After losing her husband, the single mother of two, Loredo took three months off to be with her children to decide how to use her experience to help others.
"I love the Army." Loredo said. "I love serving my country and being a leader, but I didn't know how I was going to still do those things with this huge loss in my Family's life."
Loredo began the healing process by immersing herself in projects that personally touched her. She took on roles in which she was able to use her experiences to help train and mentor Soldiers.
The causality assistance officer-training program seemed like a good place to start trying to make a difference, said Loredo.
Loredo's firsthand experience with CAO's gave her an understanding of the value of receiving quality help from those tasked with that duty, but she said she felt she could add something to the training Soldiers received.
"It's a good course, but sometimes when you meet somebody who has walked in those shoes as a survivor and you hear their story, it makes you take it (CAO duties) more serious than just watching an actor on a video. I think they see just how important what it is they do," said Loredo.
Loredo experiences have continued to open doors for her to teach and mentor Soldiers. As a master resilience trainer teaching Soldiers resilience skills, she is tasked with educating Soldiers on using resilience skills.
"Not only am I able to teach these skills, but I'm able to use them in my everyday life because of my experiences," said Loredo. "I think I was a pretty resilient person before the training, but we can always do better."

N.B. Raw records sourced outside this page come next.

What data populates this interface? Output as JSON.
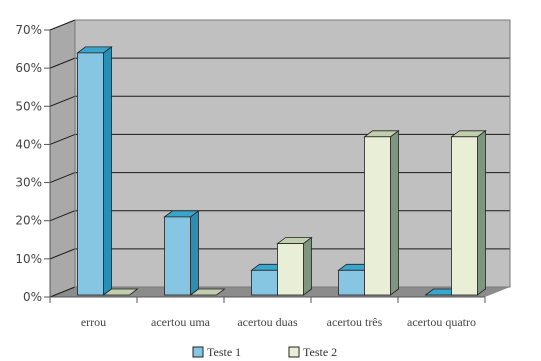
{
  "chart_data": {
    "type": "bar",
    "categories": [
      "errou",
      "acertou uma",
      "acertou duas",
      "acertou três",
      "acertou quatro"
    ],
    "series": [
      {
        "name": "Teste 1",
        "values": [
          64,
          21,
          7,
          7,
          0
        ],
        "front": "#87c6e2",
        "side": "#2a8fb4",
        "top": "#3aa6cc"
      },
      {
        "name": "Teste 2",
        "values": [
          0,
          0,
          14,
          42,
          42
        ],
        "front": "#e9eed7",
        "side": "#7e957e",
        "top": "#c2cfae"
      }
    ],
    "y_ticks": [
      "0%",
      "10%",
      "20%",
      "30%",
      "40%",
      "50%",
      "60%",
      "70%"
    ],
    "ylim": [
      0,
      70
    ],
    "grid": true,
    "legend_position": "bottom",
    "colors": {
      "back_wall": "#c0c0c0",
      "side_wall": "#a9a9a9",
      "floor": "#8c8c8c",
      "grid": "#1a1a1a"
    }
  }
}
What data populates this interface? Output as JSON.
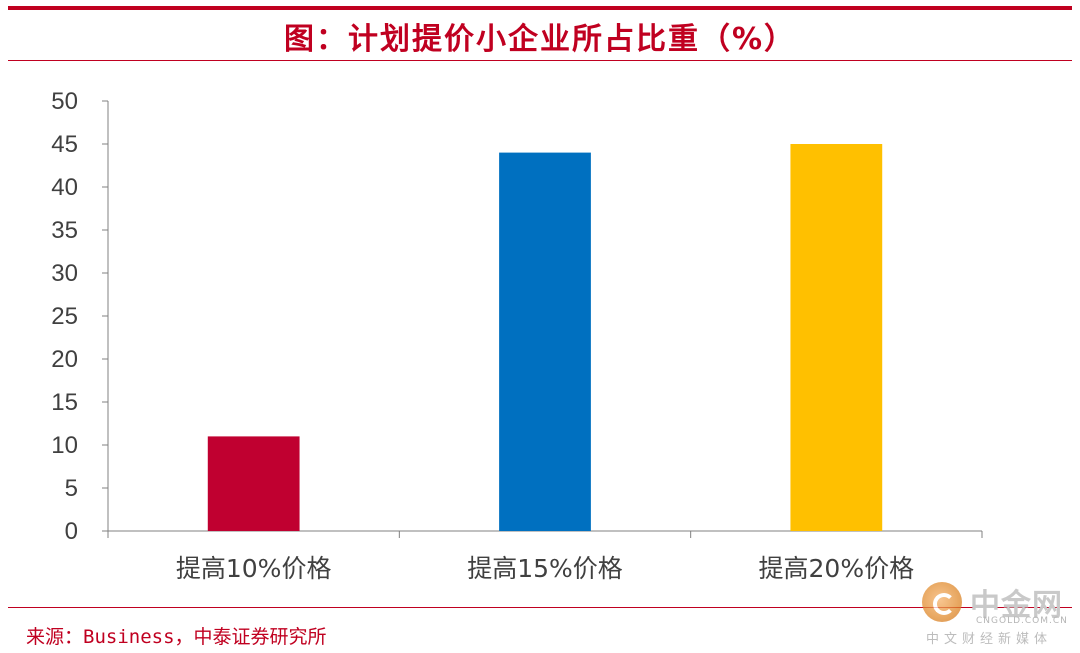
{
  "title": "图：计划提价小企业所占比重（%）",
  "source": "来源：Business，中泰证券研究所",
  "watermark": {
    "name": "中金网",
    "url": "CNGOLD.COM.CN",
    "tagline": "中文财经新媒体"
  },
  "chart_data": {
    "type": "bar",
    "categories": [
      "提高10%价格",
      "提高15%价格",
      "提高20%价格"
    ],
    "values": [
      11,
      44,
      45
    ],
    "colors": [
      "#c00030",
      "#0070c0",
      "#ffc000"
    ],
    "xlabel": "",
    "ylabel": "",
    "ylim": [
      0,
      50
    ],
    "yticks": [
      0,
      5,
      10,
      15,
      20,
      25,
      30,
      35,
      40,
      45,
      50
    ],
    "grid": false,
    "legend": "none"
  }
}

Loredo is also an active-duty representative to Survivor Outreach Services working group in which she provides firsthand experience from a surviving, active-duty spouse perspective. In her spare time, between being a full time mother, Soldier and community activist, Loredo recently took a week's leave to volunteer and take part in the Fayetteville Extreme Makeover, Home Edition project.
She uses her personal tragedy as a way to give more of herself to others and this made her a great "face of strength" candidate, said Col. Marsha Lilly, Comprehensive Soldier Fitness Strategic Communications and Plans chief.
"She is a unique Soldier because the Army is her Family and the respect she receives from her fellow Soldiers is special."